TRIBUNNEWS.COM, JAKARTA - Wregas Bhanuteja, sutradara Indonesia peraih semaine de la critique, Festival Film Canes 2016 dengan karyanya yang berjudul prenjak, membuat film pendek berdasarkan kisah Eka Kurniawan, Tak Ada yang Gila di Kota Ini (No One is Crazy in This Town).
Cerita ini merupakan salah satu bagian dari buku Eka, Cinta Tak Ada Mati, yang terdiri dari 13 cerita pendek, diterbitkan oleh Gramedia Pustaka Utama pada tahun 2005, yang mengisahkan penganiayaan terhadap orang sakit jiwa.
Baca: Kubu Prabowo-Sandi: Keputusan Mbak Yenni Dukung Jokowi Tidak Mengagetkan
Dalam sebuah talkshow yang diadakan saat acara Indonesia International Book Fair (IIBF) di Jakarta Convention Center (JCC) pada Sabtu (15/9/2018), Wregas mengatakan bahwa ia ditawari proyek ini oleh Chief Operating Officer Gramedia Digital Nusantara, Adi Ekatama.
Adi mengatakan bahwa proyek pembuatan film awal tahun ini, pada awalnya memang ditujukan untuk orang-orang yang bekerja untuk Ruang, platform daring Gramedia yang membahas buku dan film.
"Saya mengatakan kepada mereka bahwa karena ini akan menjadi film pertama kami, lebih baik untuk tidak membidik tinggi dan membuat film feature. Cobalah yang pendek dulu. Karena kami berurusan dengan buku dan keaksaraan setiap hari, lebih baik untuk melakukan adaptasi," jelas Adi, yang merupakan produser dari proyek ini.
Baca: Jerman: Citra Sawit Tercoreng Dosa Lingkungan
Wregas bercerita bahwa dirinya sudah sangat ingin mengadaptasi cerita Eka Kurniawan sejak lama. Dari semua, Wregas memilih cerita Tak Ada yang Gila di Kota Ini karena merasa paling dekat dan terwakili kegelisahannya. Pilihan itu lalu didiskusikan bersama Adi Ekatama yang juga bersinergi dengan redaksi Ruang.
Dia menambahkan bahwa dia melihat begitu banyak potensi untuk cerita yang akan diubah menjadi sebuah film.
Namun, selaras dengan pernyataan Adi tentang proyek debut Ruang, mereka memilih untuk menuangkan ide-ide pembuatan film ini hanya ke dalam sebuah film pendek.
"Eka menganggap cerita pendek sebagai media untuk bereksperimen. Hal yang sama berlaku untuk film pendek. Mereka memiliki lebih banyak ruang untuk eksperimen dengan gaya, karakter dan dialog daripada film layar lebar," kata Wregas.
Tak Ada yang Gila di Kota Ini menceritakan tentang penangkapan orang-orang, yang disebut masyarakat itu gila, di sebuah kota kecil di Pantai Selatan Jawa.
Orang-orang itu akan dibuang ke hutan agar para turis yang datang tidak merasa terganggu dengan kehadiran mereka.
“Saya merasakan ada kuasa yang menindas orang-orang di bawahnya.
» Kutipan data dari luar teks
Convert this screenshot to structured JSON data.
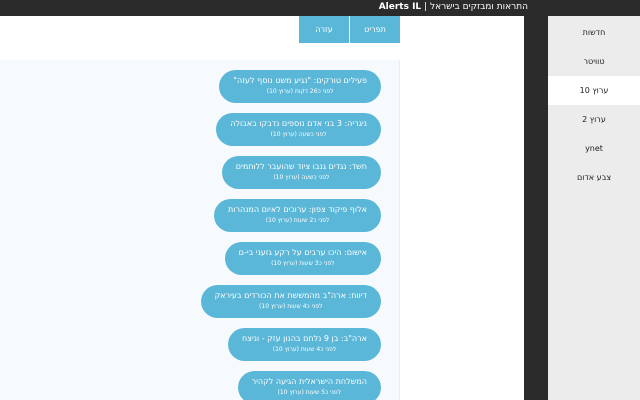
{
  "window": {
    "brand": "Alerts IL",
    "separator": "|",
    "subtitle": "התראות ומבזקים בישראל"
  },
  "tabs": [
    {
      "label": "תפריט"
    },
    {
      "label": "עזרה"
    }
  ],
  "sidebar": {
    "items": [
      {
        "label": "חדשות"
      },
      {
        "label": "טוויטר"
      },
      {
        "label": "ערוץ 10"
      },
      {
        "label": "ערוץ 2"
      },
      {
        "label": "ynet"
      },
      {
        "label": "צבע אדום"
      }
    ],
    "active_index": 2
  },
  "feed": {
    "items": [
      {
        "title": "פעילים טורקים: \"נגיע משט נוסף לעזה\"",
        "meta": "לפני כ26 דקות (ערוץ 10)"
      },
      {
        "title": "ניגריה: 3 בני אדם נוספים נדבקו באבולה",
        "meta": "לפני כשעה (ערוץ 10)"
      },
      {
        "title": "חשד: נגדים גנבו ציוד שהועבר ללוחמים",
        "meta": "לפני כשעה (ערוץ 10)"
      },
      {
        "title": "אלוף פיקוד צפון: ערוכים לאיום המנהרות",
        "meta": "לפני כ2 שעות (ערוץ 10)"
      },
      {
        "title": "אישום: היכו ערבים על רקע גזעני בי-ם",
        "meta": "לפני כ3 שעות (ערוץ 10)"
      },
      {
        "title": "דיווח: ארה\"ב מהמששת את הכורדים בעיראק",
        "meta": "לפני כ4 שעות (ערוץ 10)"
      },
      {
        "title": "ארה\"ב: בן 9 נלחם בהנון עזק - וניצח",
        "meta": "לפני כ4 שעות (ערוץ 10)"
      },
      {
        "title": "המשלחת הישראלית הגיעה לקהיר",
        "meta": "לפני כ5 שעות (ערוץ 10)"
      }
    ]
  },
  "colors": {
    "accent": "#5bb7d8",
    "topbar": "#2b2b2b",
    "sidebar_bg": "#ececec",
    "feed_bg": "#f7fafc"
  }
}
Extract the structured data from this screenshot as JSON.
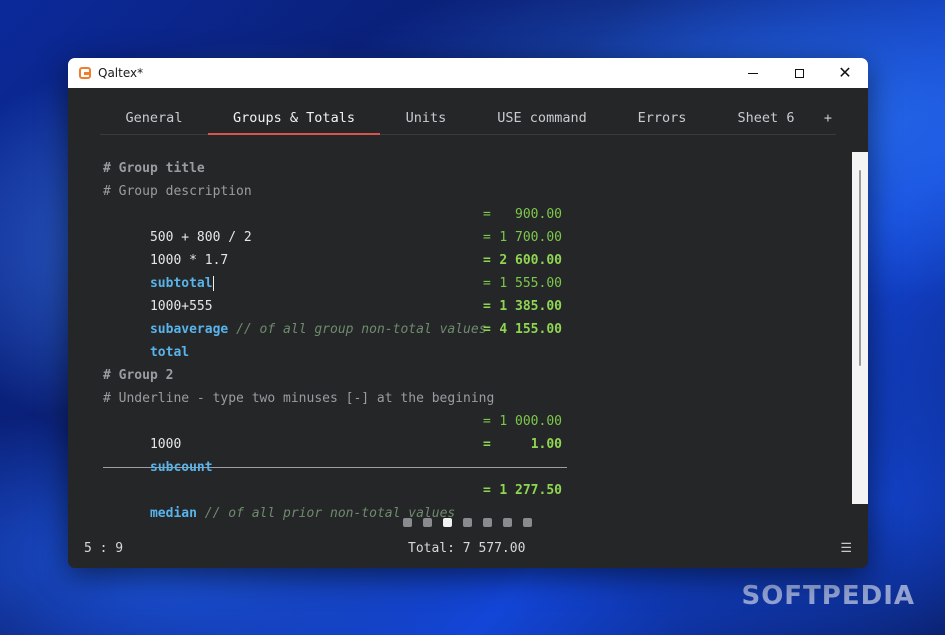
{
  "window": {
    "title": "Qaltex*"
  },
  "tabs": [
    {
      "label": "General"
    },
    {
      "label": "Groups & Totals"
    },
    {
      "label": "Units"
    },
    {
      "label": "USE command"
    },
    {
      "label": "Errors"
    },
    {
      "label": "Sheet 6"
    },
    {
      "label": "+"
    }
  ],
  "editor": {
    "lines": [
      {
        "text": "# Group title"
      },
      {
        "text": "# Group description"
      },
      {
        "text": "500 + 800 / 2",
        "eq": "=",
        "result": "900.00"
      },
      {
        "text": "1000 * 1.7",
        "eq": "=",
        "result": "1 700.00"
      },
      {
        "text": "subtotal",
        "eq": "=",
        "result": "2 600.00"
      },
      {
        "text": "1000+555",
        "eq": "=",
        "result": "1 555.00"
      },
      {
        "text": "subaverage",
        "comment": "// of all group non-total values",
        "eq": "=",
        "result": "1 385.00"
      },
      {
        "text": "total",
        "eq": "=",
        "result": "4 155.00"
      },
      {
        "text": ""
      },
      {
        "text": "# Group 2"
      },
      {
        "text": "# Underline - type two minuses [-] at the begining"
      },
      {
        "text": "1000",
        "eq": "=",
        "result": "1 000.00"
      },
      {
        "text": "subcount",
        "eq": "=",
        "result": "1.00"
      },
      {
        "text": "median",
        "comment": "// of all prior non-total values",
        "eq": "=",
        "result": "1 277.50"
      }
    ]
  },
  "pager": {
    "count": 7,
    "active": 3
  },
  "status": {
    "position": "5 : 9",
    "total": "Total: 7 577.00",
    "menu_icon": "☰"
  },
  "watermark": "SOFTPEDIA"
}
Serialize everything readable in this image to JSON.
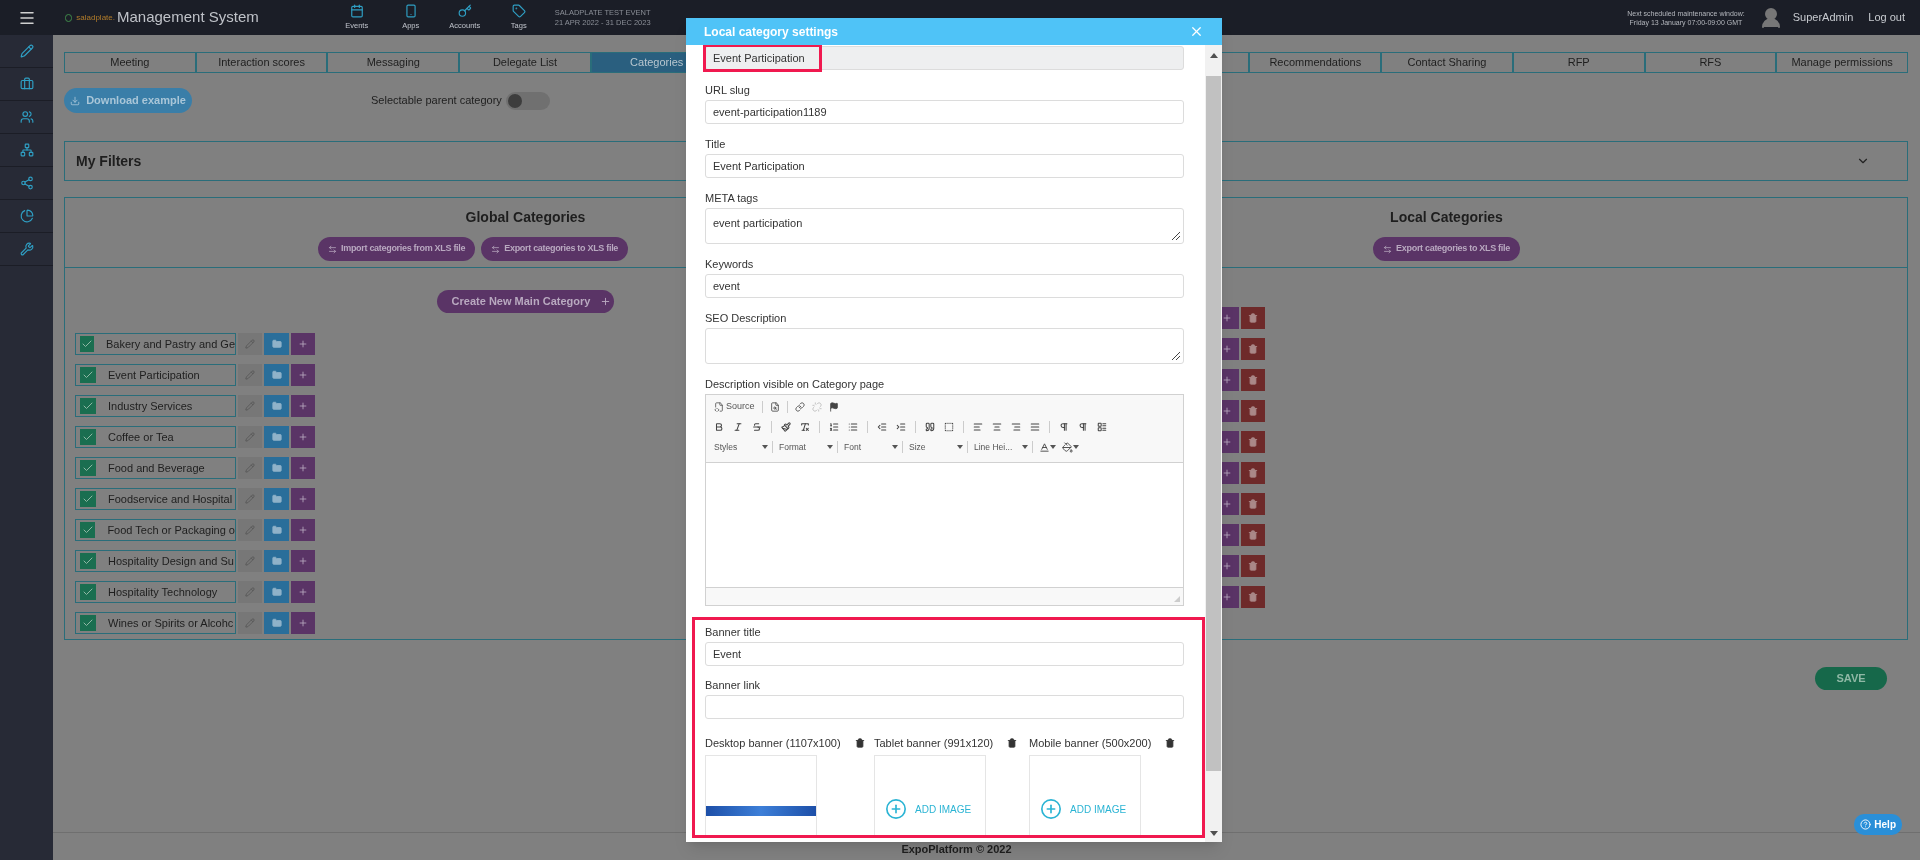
{
  "top_bar": {
    "logo_text": "saladplate.",
    "app_title": "Management System",
    "nav": [
      {
        "label": "Events"
      },
      {
        "label": "Apps"
      },
      {
        "label": "Accounts"
      },
      {
        "label": "Tags"
      }
    ],
    "event_name": "SALADPLATE TEST EVENT",
    "event_dates": "21 APR 2022 - 31 DEC 2023",
    "maintenance_title": "Next scheduled maintenance window:",
    "maintenance_time": "Friday 13 January 07:00-09:00 GMT",
    "user": "SuperAdmin",
    "logout": "Log out"
  },
  "tabs": {
    "left": [
      {
        "label": "Meeting",
        "selected": false
      },
      {
        "label": "Interaction scores",
        "selected": false
      },
      {
        "label": "Messaging",
        "selected": false
      },
      {
        "label": "Delegate List",
        "selected": false
      },
      {
        "label": "Categories",
        "selected": true
      }
    ],
    "right": [
      {
        "label": "Recommendations",
        "selected": false
      },
      {
        "label": "Contact Sharing",
        "selected": false
      },
      {
        "label": "RFP",
        "selected": false
      },
      {
        "label": "RFS",
        "selected": false
      },
      {
        "label": "Manage permissions",
        "selected": false
      }
    ]
  },
  "download_button": "Download example",
  "parent_toggle": {
    "label": "Selectable parent category",
    "on": false
  },
  "filters": {
    "title": "My Filters",
    "expanded": false
  },
  "global": {
    "title": "Global Categories",
    "buttons": [
      "Import categories from XLS file",
      "Export categories to XLS file"
    ],
    "create_button": "Create New Main Category",
    "rows": [
      {
        "name": "Bakery and Pastry and Ge",
        "checked": true
      },
      {
        "name": "Event Participation",
        "checked": true
      },
      {
        "name": "Industry Services",
        "checked": true
      },
      {
        "name": "Coffee or Tea",
        "checked": true
      },
      {
        "name": "Food and Beverage",
        "checked": true
      },
      {
        "name": "Foodservice and Hospital",
        "checked": true
      },
      {
        "name": "Food Tech or Packaging o",
        "checked": true
      },
      {
        "name": "Hospitality Design and Su",
        "checked": true
      },
      {
        "name": "Hospitality Technology",
        "checked": true
      },
      {
        "name": "Wines or Spirits or Alcohc",
        "checked": true
      }
    ]
  },
  "local": {
    "title": "Local Categories",
    "buttons": [
      "Export categories to XLS file"
    ]
  },
  "save_button": "SAVE",
  "help_button": "Help",
  "footer": "ExpoPlatform © 2022",
  "modal": {
    "title": "Local category settings",
    "name_value": "Event Participation",
    "fields": [
      {
        "label": "URL slug",
        "value": "event-participation1189",
        "kind": "input"
      },
      {
        "label": "Title",
        "value": "Event Participation",
        "kind": "input"
      },
      {
        "label": "META tags",
        "value": "event participation",
        "kind": "textarea"
      },
      {
        "label": "Keywords",
        "value": "event",
        "kind": "input"
      },
      {
        "label": "SEO Description",
        "kind": "textarea"
      }
    ],
    "editor": {
      "label": "Description visible on Category page",
      "source_label": "Source",
      "combos": [
        "Styles",
        "Format",
        "Font",
        "Size",
        "Line Hei..."
      ]
    },
    "banner_fields": [
      {
        "label": "Banner title",
        "value": "Event"
      },
      {
        "label": "Banner link"
      }
    ],
    "banners": [
      {
        "label": "Desktop banner (1107x100)",
        "kind": "image"
      },
      {
        "label": "Tablet banner (991x120)",
        "kind": "empty",
        "add_label": "ADD IMAGE"
      },
      {
        "label": "Mobile banner (500x200)",
        "kind": "empty",
        "add_label": "ADD IMAGE"
      }
    ]
  }
}
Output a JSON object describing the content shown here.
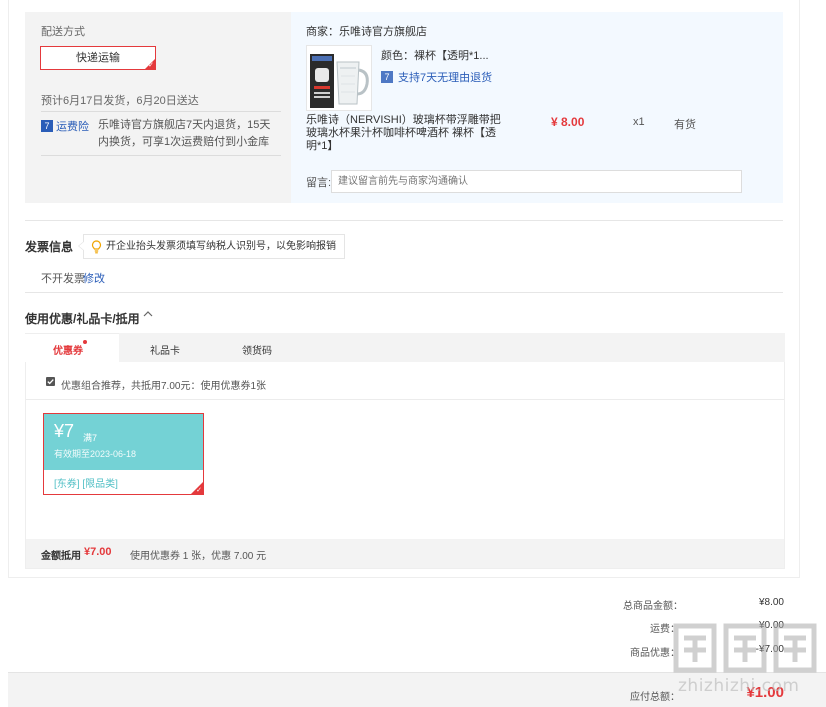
{
  "shipping": {
    "method_title": "配送方式",
    "option_label": "快递运输",
    "eta": "预计6月17日发货，6月20日送达",
    "insurance_badge": "7",
    "insurance_label": "运费险",
    "insurance_desc": "乐唯诗官方旗舰店7天内退货，15天内换货，可享1次运费赔付到小金库"
  },
  "product": {
    "shop": "商家：乐唯诗官方旗舰店",
    "color": "颜色：裸杯【透明*1...",
    "return_badge": "7",
    "return_text": "支持7天无理由退货",
    "title": "乐唯诗（NERVISHI）玻璃杯带浮雕带把玻璃水杯果汁杯咖啡杯啤酒杯 裸杯【透明*1】",
    "price": "¥ 8.00",
    "qty": "x1",
    "stock": "有货",
    "note_label": "留言:",
    "note_placeholder": "建议留言前先与商家沟通确认"
  },
  "invoice": {
    "title": "发票信息",
    "tip": "开企业抬头发票须填写纳税人识别号，以免影响报销",
    "status": "不开发票",
    "edit": "修改"
  },
  "coupons": {
    "title": "使用优惠/礼品卡/抵用",
    "tabs": [
      {
        "label": "优惠券"
      },
      {
        "label": "礼品卡"
      },
      {
        "label": "领货码"
      }
    ],
    "combo_text": "优惠组合推荐，共抵用7.00元：使用优惠券1张",
    "card": {
      "amount": "¥7",
      "condition": "满7",
      "expiry": "有效期至2023-06-18",
      "tags": "[东券] [限品类]"
    },
    "summary_label": "金额抵用",
    "summary_amount": "¥7.00",
    "summary_detail": "使用优惠券 1 张，优惠 7.00 元"
  },
  "totals": {
    "goods_label": "总商品金额：",
    "goods_value": "¥8.00",
    "shipping_label": "运费：",
    "shipping_value": "¥0.00",
    "discount_label": "商品优惠：",
    "discount_value": "-¥7.00",
    "payable_label": "应付总额：",
    "payable_value": "¥1.00"
  },
  "watermark": {
    "text": "zhizhizhi.com"
  },
  "colors": {
    "accent": "#e4393c",
    "link": "#2a5db8",
    "coupon": "#74d2d5",
    "panel_blue": "#f3f9ff",
    "panel_gray": "#f3f3f3"
  }
}
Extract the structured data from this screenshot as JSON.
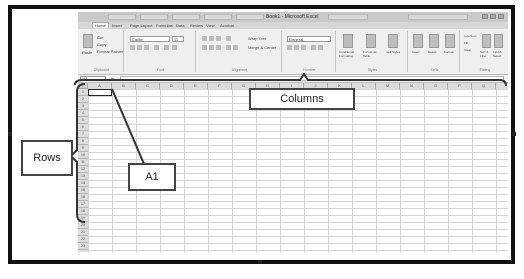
{
  "window": {
    "title": "Book1 - Microsoft Excel",
    "name_box": "A1",
    "formula_label": "fx"
  },
  "ribbon": {
    "tabs": [
      "Home",
      "Insert",
      "Page Layout",
      "Formulas",
      "Data",
      "Review",
      "View",
      "Acrobat"
    ],
    "font_name": "Calibri",
    "font_size": "11",
    "number_format": "General",
    "wrap_text_label": "Wrap Text",
    "merge_label": "Merge & Center",
    "paste_label": "Paste",
    "cut_label": "Cut",
    "copy_label": "Copy",
    "format_painter_label": "Format Painter",
    "group_clipboard": "Clipboard",
    "group_font": "Font",
    "group_alignment": "Alignment",
    "group_number": "Number",
    "group_styles": "Styles",
    "group_cells": "Cells",
    "group_editing": "Editing",
    "conditional_formatting_label": "Conditional Formatting",
    "format_as_table_label": "Format as Table",
    "cell_styles_label": "Cell Styles",
    "insert_label": "Insert",
    "delete_label": "Delete",
    "format_label": "Format",
    "autosum_label": "AutoSum",
    "fill_label": "Fill",
    "clear_label": "Clear",
    "sort_filter_label": "Sort & Filter",
    "find_select_label": "Find & Select"
  },
  "grid": {
    "columns": [
      "A",
      "B",
      "C",
      "D",
      "E",
      "F",
      "G",
      "H",
      "I",
      "J",
      "K",
      "L",
      "M",
      "N",
      "O",
      "P",
      "Q"
    ],
    "rows": [
      "1",
      "2",
      "3",
      "4",
      "5",
      "6",
      "7",
      "8",
      "9",
      "10",
      "11",
      "12",
      "13",
      "14",
      "15",
      "16",
      "17",
      "18",
      "19",
      "20",
      "21",
      "22",
      "23"
    ]
  },
  "callouts": {
    "columns": "Columns",
    "rows": "Rows",
    "cell": "A1"
  }
}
Bahwa ada orang-orang tidak berdaya di sini yang disebut orang gila,” lanjut Wregas menjelaskan.
"Cerita itu sebenarnya ditulis berdasarkan pengalaman saya. Seperti Wregas, saya merasa marah dengan tindakan itu, " Eka menambahkan.
Eka mengatakan dia tidak khawatir tentang bagaimana film itu akan berubah, karena dia yakin karyanya dan filmnya harus dinilai berbeda.
"Ketika sebuah karya sastra akan diadaptasi menjadi film, penting untuk memiliki kepercayaan pada para pembuat film. Saya pikir ada kemungkinan bahwa ini akan menjadi lebih baik dari apa yang saya bayangkan," kata Eka.
Film ini diperkirakan tayang awal tahun 2019. Syuting akan dimulai pada pertengahan Oktober dan mengambil latar Gunung Kidul, Bantul, dan Yogyakarta.
Wregas melibatkan sekitar 12 pemain, 40 kru, dan 30 ekstras. “Akan ada pemain teater dan pantomim dari Yogya,” katanya.
Dalam sesi terpisah, Wregas juga menyebut akan ada satu nama besar yang terlibat, namun belum dapat dikonfirmasi sekarang. Mereka berharap film pendek ini dapat diterima oleh masyarakat dan dapat menjangkau penonton seluas-luasnya.